The puckish French newspaper Charlie Hebdo was attacked by Islamic thugs on Wednesday, and the West’s reaction brought to mind the spirit of NATO: an attack on one is an attack on all. There was a hiatus in the usual Internet slashing as nearly everyone was united in a commitment to liberal values. The hash tag “#JeSuisCharlie” was devised to show solidarity with the murdered journalists.
The translation is “I am Charlie,” which seems both excessive and fitting. Excessive because even most of us who work in media are not Charlie Hebdo; we’ll never be mutilated by gunfire over something we write. And yet fitting because what Charlie’s assassins were trying to snuff out was a value we all hold dear: freedom of expression, even if that expression is deemed offensive.

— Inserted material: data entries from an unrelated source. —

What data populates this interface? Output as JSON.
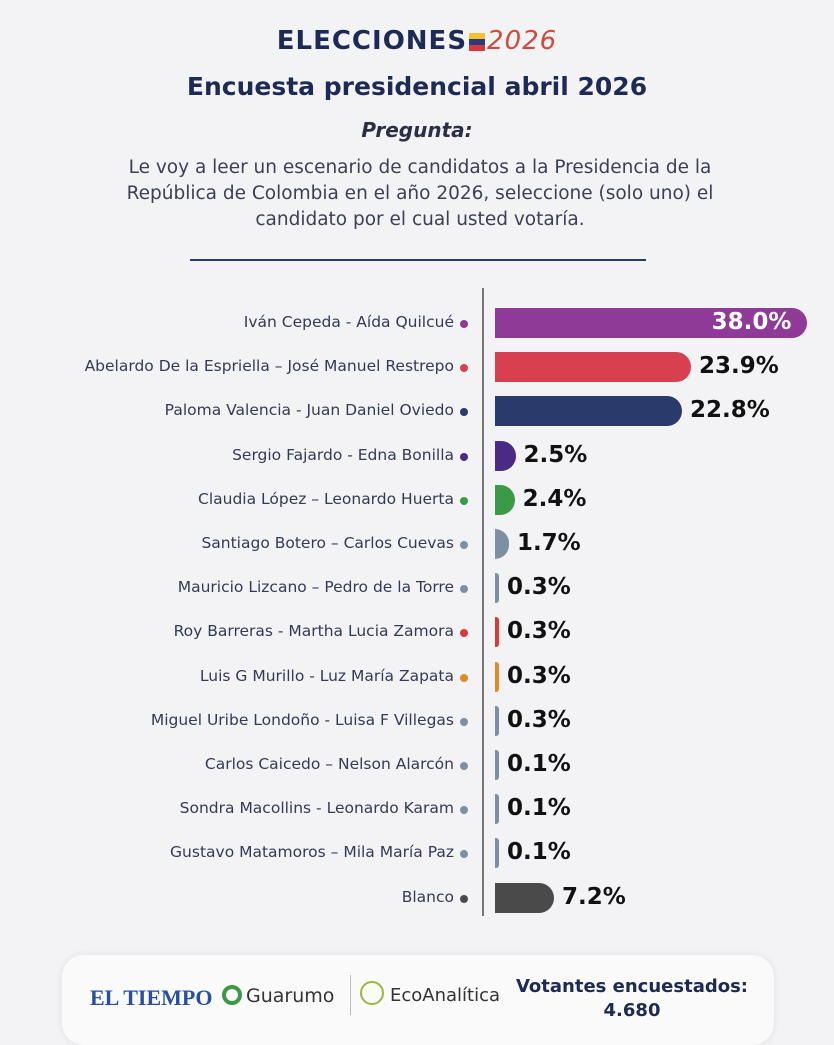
{
  "header": {
    "logo_word": "ELECCIONES",
    "logo_year": "2026",
    "title": "Encuesta presidencial abril 2026",
    "question_label": "Pregunta:",
    "question": "Le voy a leer un escenario de candidatos a la Presidencia de la República de Colombia en el año 2026, seleccione (solo uno) el candidato por el cual usted votaría."
  },
  "chart_data": {
    "type": "bar",
    "orientation": "horizontal",
    "title": "Encuesta presidencial abril 2026",
    "unit": "%",
    "categories": [
      "Iván Cepeda - Aída Quilcué",
      "Abelardo De la Espriella – José Manuel Restrepo",
      "Paloma Valencia - Juan Daniel Oviedo",
      "Sergio Fajardo - Edna Bonilla",
      "Claudia López – Leonardo Huerta",
      "Santiago Botero – Carlos Cuevas",
      "Mauricio Lizcano – Pedro de la Torre",
      "Roy Barreras - Martha Lucia Zamora",
      "Luis G Murillo - Luz María Zapata",
      "Miguel Uribe Londoño - Luisa F Villegas",
      "Carlos Caicedo – Nelson Alarcón",
      "Sondra Macollins - Leonardo Karam",
      "Gustavo Matamoros – Mila María Paz",
      "Blanco"
    ],
    "values": [
      38.0,
      23.9,
      22.8,
      2.5,
      2.4,
      1.7,
      0.3,
      0.3,
      0.3,
      0.3,
      0.1,
      0.1,
      0.1,
      7.2
    ],
    "labels": [
      "38.0%",
      "23.9%",
      "22.8%",
      "2.5%",
      "2.4%",
      "1.7%",
      "0.3%",
      "0.3%",
      "0.3%",
      "0.3%",
      "0.1%",
      "0.1%",
      "0.1%",
      "7.2%"
    ],
    "colors": [
      "#8e3a96",
      "#d9404f",
      "#2a3a6b",
      "#4a2a86",
      "#3a9a45",
      "#7d90a3",
      "#7d90a3",
      "#d83a3a",
      "#e08a2a",
      "#7d90a3",
      "#7d90a3",
      "#7d90a3",
      "#7d90a3",
      "#4a4a4a"
    ]
  },
  "footer": {
    "brand1": "EL TIEMPO",
    "brand2": "Guarumo",
    "brand3": "EcoAnalítica",
    "voters_label": "Votantes encuestados:",
    "voters_value": "4.680"
  }
}
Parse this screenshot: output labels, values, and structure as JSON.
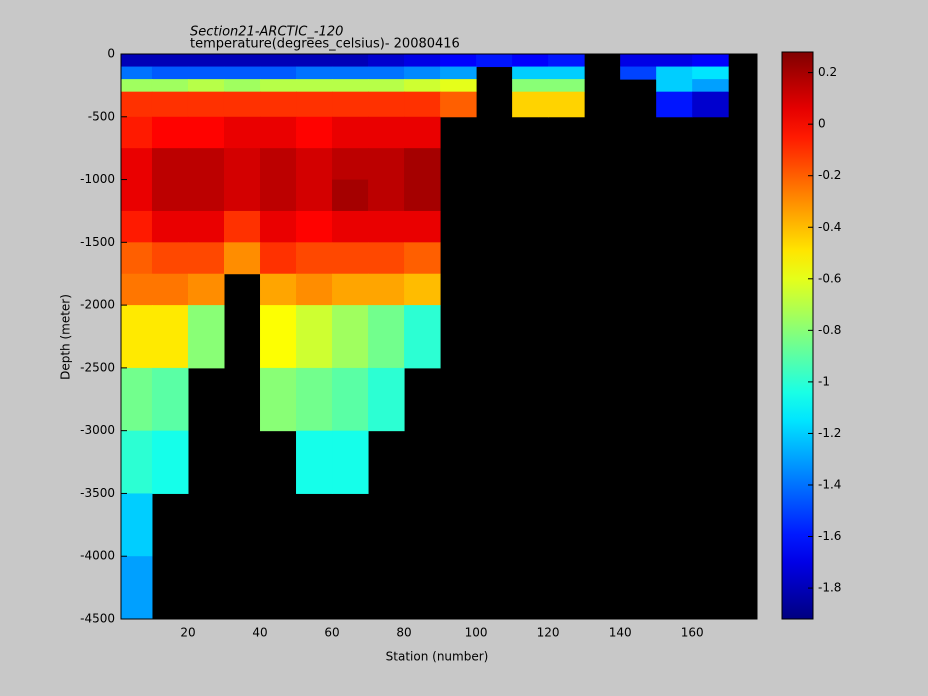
{
  "chart_data": {
    "type": "heatmap",
    "title": "Section21-ARCTIC_-120",
    "subtitle": "temperature(degrees_celsius)- 20080416",
    "xlabel": "Station (number)",
    "ylabel": "Depth (meter)",
    "xlim": [
      1.4,
      178
    ],
    "ylim": [
      -4500,
      0
    ],
    "xticks": [
      20,
      40,
      60,
      80,
      100,
      120,
      140,
      160
    ],
    "yticks": [
      0,
      -500,
      -1000,
      -1500,
      -2000,
      -2500,
      -3000,
      -3500,
      -4000,
      -4500
    ],
    "clim": [
      -1.92,
      0.28
    ],
    "cticks": [
      0.2,
      0,
      -0.2,
      -0.4,
      -0.6,
      -0.8,
      -1,
      -1.2,
      -1.4,
      -1.6,
      -1.8
    ],
    "colormap": "jet",
    "background": "#000000",
    "x_edges": [
      0,
      10,
      20,
      30,
      40,
      50,
      60,
      70,
      80,
      90,
      100,
      110,
      120,
      130,
      140,
      150,
      160,
      170,
      180
    ],
    "y_edges": [
      0,
      -100,
      -200,
      -300,
      -500,
      -750,
      -1000,
      -1250,
      -1500,
      -1750,
      -2000,
      -2500,
      -3000,
      -3500,
      -4000,
      -4500
    ],
    "z": [
      [
        -1.8,
        -1.8,
        -1.8,
        -1.8,
        -1.8,
        -1.8,
        -1.8,
        -1.75,
        -1.7,
        -1.65,
        -1.6,
        -1.65,
        -1.6,
        null,
        -1.7,
        -1.7,
        -1.65,
        null
      ],
      [
        -1.4,
        -1.45,
        -1.45,
        -1.45,
        -1.45,
        -1.4,
        -1.4,
        -1.4,
        -1.35,
        -1.3,
        null,
        -1.2,
        -1.2,
        null,
        -1.5,
        -1.2,
        -1.15,
        null
      ],
      [
        -0.75,
        -0.75,
        -0.7,
        -0.75,
        -0.7,
        -0.7,
        -0.7,
        -0.7,
        -0.65,
        -0.6,
        null,
        -0.8,
        -0.8,
        null,
        null,
        -1.2,
        -1.3,
        null
      ],
      [
        -0.1,
        -0.1,
        -0.1,
        -0.1,
        -0.1,
        -0.1,
        -0.1,
        -0.1,
        -0.1,
        -0.2,
        null,
        -0.45,
        -0.45,
        null,
        null,
        -1.6,
        -1.75,
        null
      ],
      [
        -0.05,
        0,
        0,
        0.05,
        0.05,
        0,
        0.05,
        0.05,
        0.05,
        null,
        null,
        null,
        null,
        null,
        null,
        null,
        null,
        null
      ],
      [
        0.05,
        0.15,
        0.15,
        0.1,
        0.15,
        0.1,
        0.15,
        0.15,
        0.2,
        null,
        null,
        null,
        null,
        null,
        null,
        null,
        null,
        null
      ],
      [
        0.05,
        0.15,
        0.15,
        0.1,
        0.15,
        0.1,
        0.2,
        0.15,
        0.2,
        null,
        null,
        null,
        null,
        null,
        null,
        null,
        null,
        null
      ],
      [
        -0.05,
        0.05,
        0.05,
        -0.1,
        0.05,
        0,
        0.05,
        0.05,
        0.05,
        null,
        null,
        null,
        null,
        null,
        null,
        null,
        null,
        null
      ],
      [
        -0.2,
        -0.15,
        -0.15,
        -0.3,
        -0.1,
        -0.15,
        -0.15,
        -0.15,
        -0.2,
        null,
        null,
        null,
        null,
        null,
        null,
        null,
        null,
        null
      ],
      [
        -0.25,
        -0.25,
        -0.3,
        null,
        -0.35,
        -0.3,
        -0.35,
        -0.35,
        -0.4,
        null,
        null,
        null,
        null,
        null,
        null,
        null,
        null,
        null
      ],
      [
        -0.5,
        -0.5,
        -0.8,
        null,
        -0.55,
        -0.65,
        -0.75,
        -0.85,
        -1.0,
        null,
        null,
        null,
        null,
        null,
        null,
        null,
        null,
        null
      ],
      [
        -0.85,
        -0.9,
        null,
        null,
        -0.8,
        -0.85,
        -0.9,
        -1.0,
        null,
        null,
        null,
        null,
        null,
        null,
        null,
        null,
        null,
        null
      ],
      [
        -1.0,
        -1.05,
        null,
        null,
        null,
        -1.05,
        -1.05,
        null,
        null,
        null,
        null,
        null,
        null,
        null,
        null,
        null,
        null,
        null
      ],
      [
        -1.2,
        null,
        null,
        null,
        null,
        null,
        null,
        null,
        null,
        null,
        null,
        null,
        null,
        null,
        null,
        null,
        null,
        null
      ],
      [
        -1.3,
        null,
        null,
        null,
        null,
        null,
        null,
        null,
        null,
        null,
        null,
        null,
        null,
        null,
        null,
        null,
        null,
        null
      ]
    ]
  }
}
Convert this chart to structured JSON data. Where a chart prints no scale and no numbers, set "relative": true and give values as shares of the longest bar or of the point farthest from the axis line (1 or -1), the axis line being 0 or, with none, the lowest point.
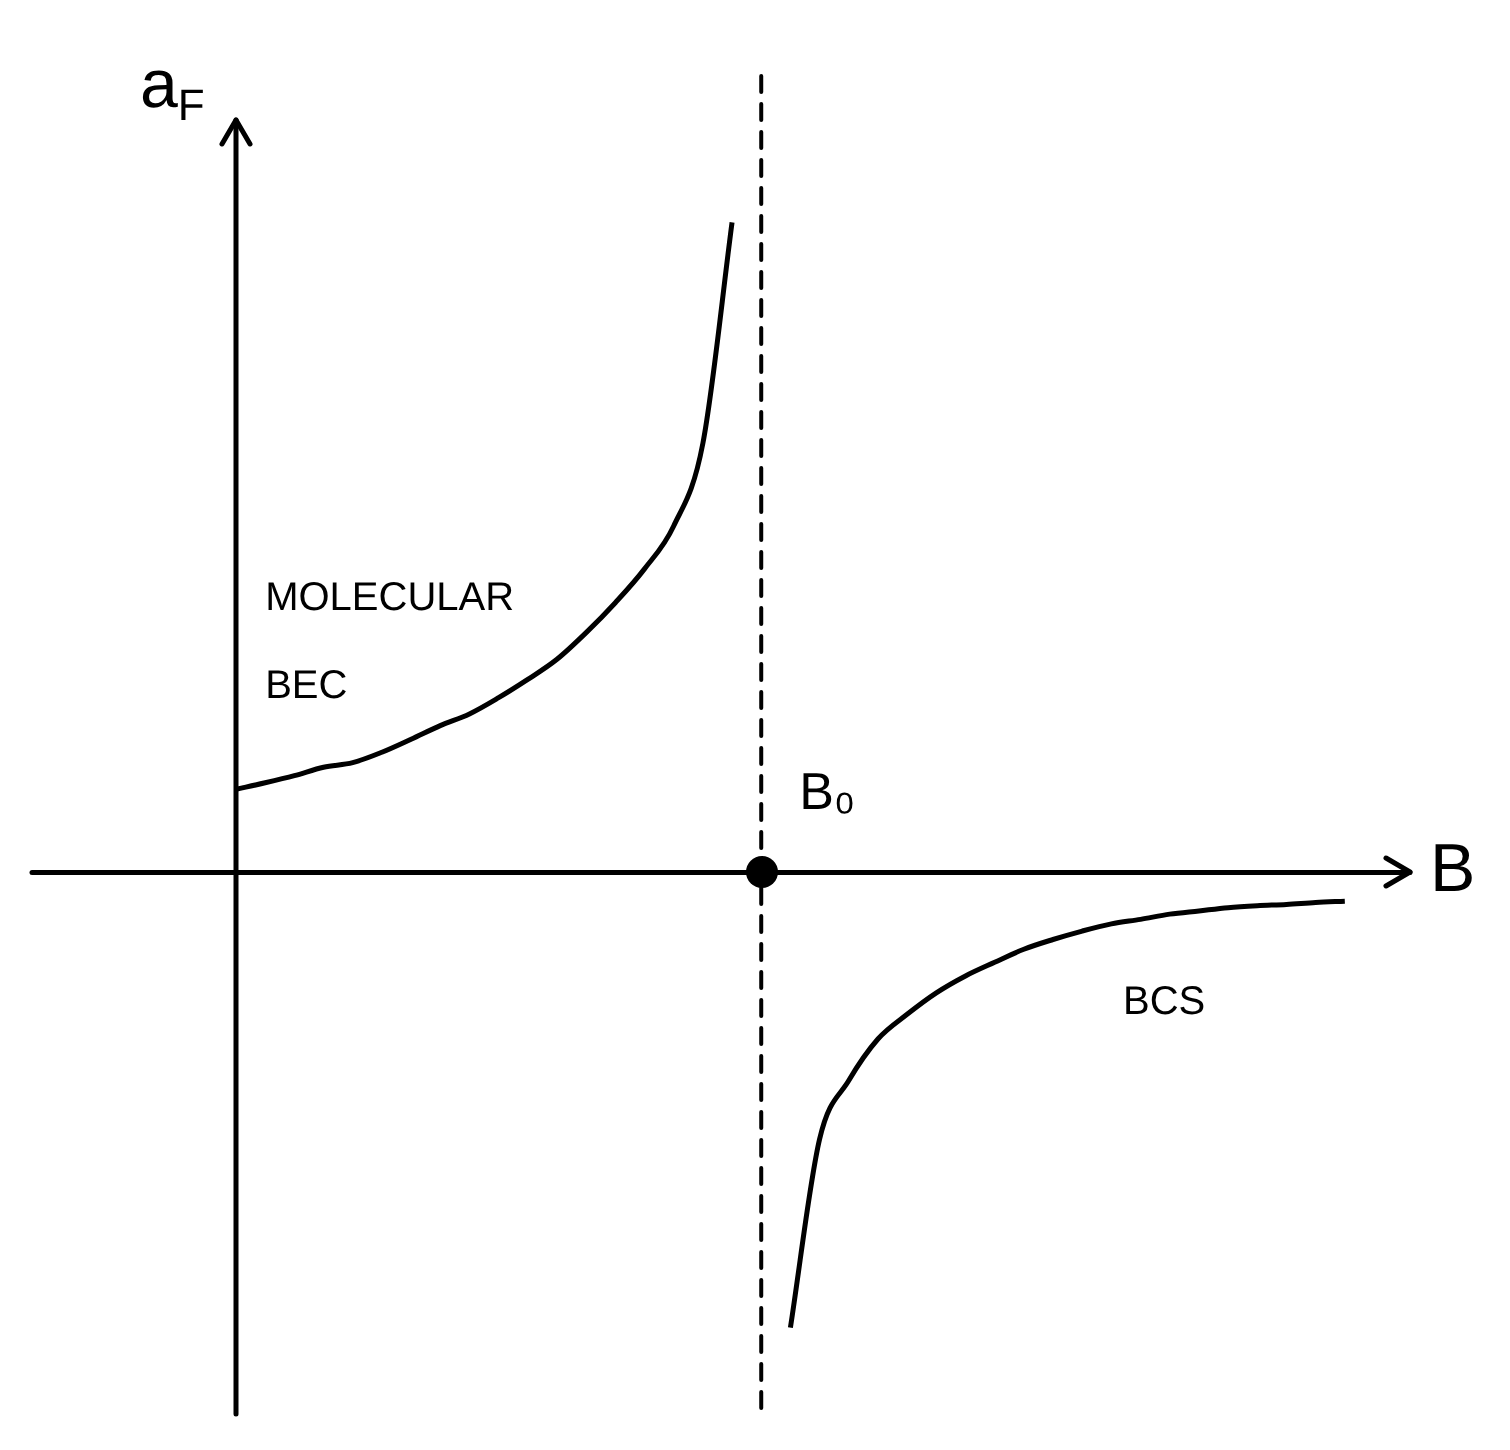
{
  "chart_data": {
    "type": "line",
    "relative": true,
    "xlabel": "B",
    "ylabel": "a$_{F}$",
    "categories": [
      null,
      null,
      null,
      null,
      null,
      null,
      null,
      null,
      null,
      null,
      null,
      null,
      null,
      null,
      null,
      null,
      null,
      null,
      null,
      null,
      null,
      null,
      null,
      null,
      null,
      null,
      null,
      null,
      null,
      null,
      null,
      null,
      null,
      null,
      null,
      null,
      null,
      null,
      null,
      null
    ],
    "series": [
      {
        "color": "#000000",
        "values": [
          0.128,
          0.138,
          0.149,
          0.162,
          0.169,
          0.185,
          0.205,
          0.226,
          0.244,
          0.269,
          0.297,
          0.328,
          0.369,
          0.415,
          0.467,
          0.533,
          0.66,
          1,
          null,
          null,
          null,
          null,
          null,
          null,
          null,
          null,
          null,
          null,
          null,
          null,
          null,
          null,
          null,
          null,
          null,
          null,
          null,
          null,
          null,
          null
        ]
      },
      {
        "color": "#000000",
        "values": [
          null,
          null,
          null,
          null,
          null,
          null,
          null,
          null,
          null,
          null,
          null,
          null,
          null,
          null,
          null,
          null,
          null,
          null,
          null,
          -0.7,
          -0.41,
          -0.32,
          -0.256,
          -0.218,
          -0.185,
          -0.159,
          -0.138,
          -0.118,
          -0.103,
          -0.09,
          -0.079,
          -0.072,
          -0.064,
          -0.059,
          -0.054,
          -0.051,
          -0.049,
          -0.046,
          -0.044,
          null
        ]
      }
    ],
    "annotations": [
      "MOLECULAR BEC",
      "BCS",
      "B₀"
    ],
    "legend": false,
    "marker": "none",
    "line_style": "solid"
  }
}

That right, along with the rest of the classically liberal credo, is the West’s inheritance. And yet too often we’ve bartered it away in exchange for safety or sterility. The best way to remember the dead at Charlie Hebdo is not by affirming our rights with more Twitter slacktivism, but correcting those instances where we didn’t affirm our rights.
The media didn’t affirm our rights when a Danish newspaper printed cartoons mocking the prophet Mohammed. Those images ignited a firestorm of Muslim outrage that wrecked embassies and killed at least 200 people. Most American media outlets refused to reprint the images; a New York Times editor recently sniffed that he doesn’t publish material “deliberately intended to offend religious sensibilities.” (Oh really?) The cravenness even seeped into book publishing, with Yale University Press censoring a book about the cartoons.
After the Charlie Hebdo murders, the American media should print the Danish cartoons.
Comedy Central didn’t affirm our rights when South Park creators Trey Parker and Matt Stone made an episode depicting the prophet Mohammed. Though Parker and Stone are by far the most talented and influential satirists at that network (cool your jets, Jon Stewart fan girls), executives still insisted on censoring the scene. Stone later summed up Comedy Central’s attitude as “afraid of getting blown up.”
After the Charlie Hebdo murders, Comedy Central should air that South Park episode, sans censorship.
The government didn’t affirm our rights after a D-list movie called Innocence of Muslims that satirized Mohammed sent the Islamic world into a furor. The Obama administration, desperate to pin the September 11 Benghazi attacks on something other than al Qaeda, scapegoated the film and asked Google to remove it from YouTube. It was later removed anyways after a federal judge ruled that its producers had committed a comically specious infringement of copyright law, and its filmmaker, Nakoula Basseley Nakoula, was later thrown in prison on an equally flimsy parole violation.
After the Charlie Hebdo murders, someone should find a way to distribute Nakoula’s movie.
In every one of these cases, the common denominator isn’t the Washington Post’s concern for “religious sensibilities,” but Matt Stone’s far more lucid formulation: they’re afraid of getting blown up. Already the AP, CNN, the New York Daily News, and the UK Telegraph are censoring the French cartoons that depict Mohammed. These outlets have given an effective content veto to Islamists so long as they’re willing to throw a tantrum. And tantrums they excel at.
So it should go without saying that after the Charlie Hebdo murders, the media should show the French cartoons.
This isn’t to encourage blasphemy—after the Charlie Hebdo murders, we should double down on protections for religion too. The right to free expression and the right to follow one’s conscience are inextricably linked. There’s too thick a line in our minds between imams demanding that secularists follow Islamic rules and secularists demanding that religious people follow “reasonable, 21st century secular rules.” Catholics should not be forced to provide contraception to work out a kink in some wonk’s policy blueprint. Secularism means pluralism, not progressivism.
Finally, after the Charlie Hebdo murders, movie companies should reconsider their capitulation to North Korea and show The Interview. There’s a big difference between not shouting fire in a crowded theater and sending away crowds from your theater because you’re afraid of a fire. Speaking of which, we should probably do away with that stupid Oliver Wendell Holmes metaphor anyhow. Those Philadelphia socialists were as much a threat to Woodrow Wilson as Nakoula Basseley Nakoula is to Barack Obama.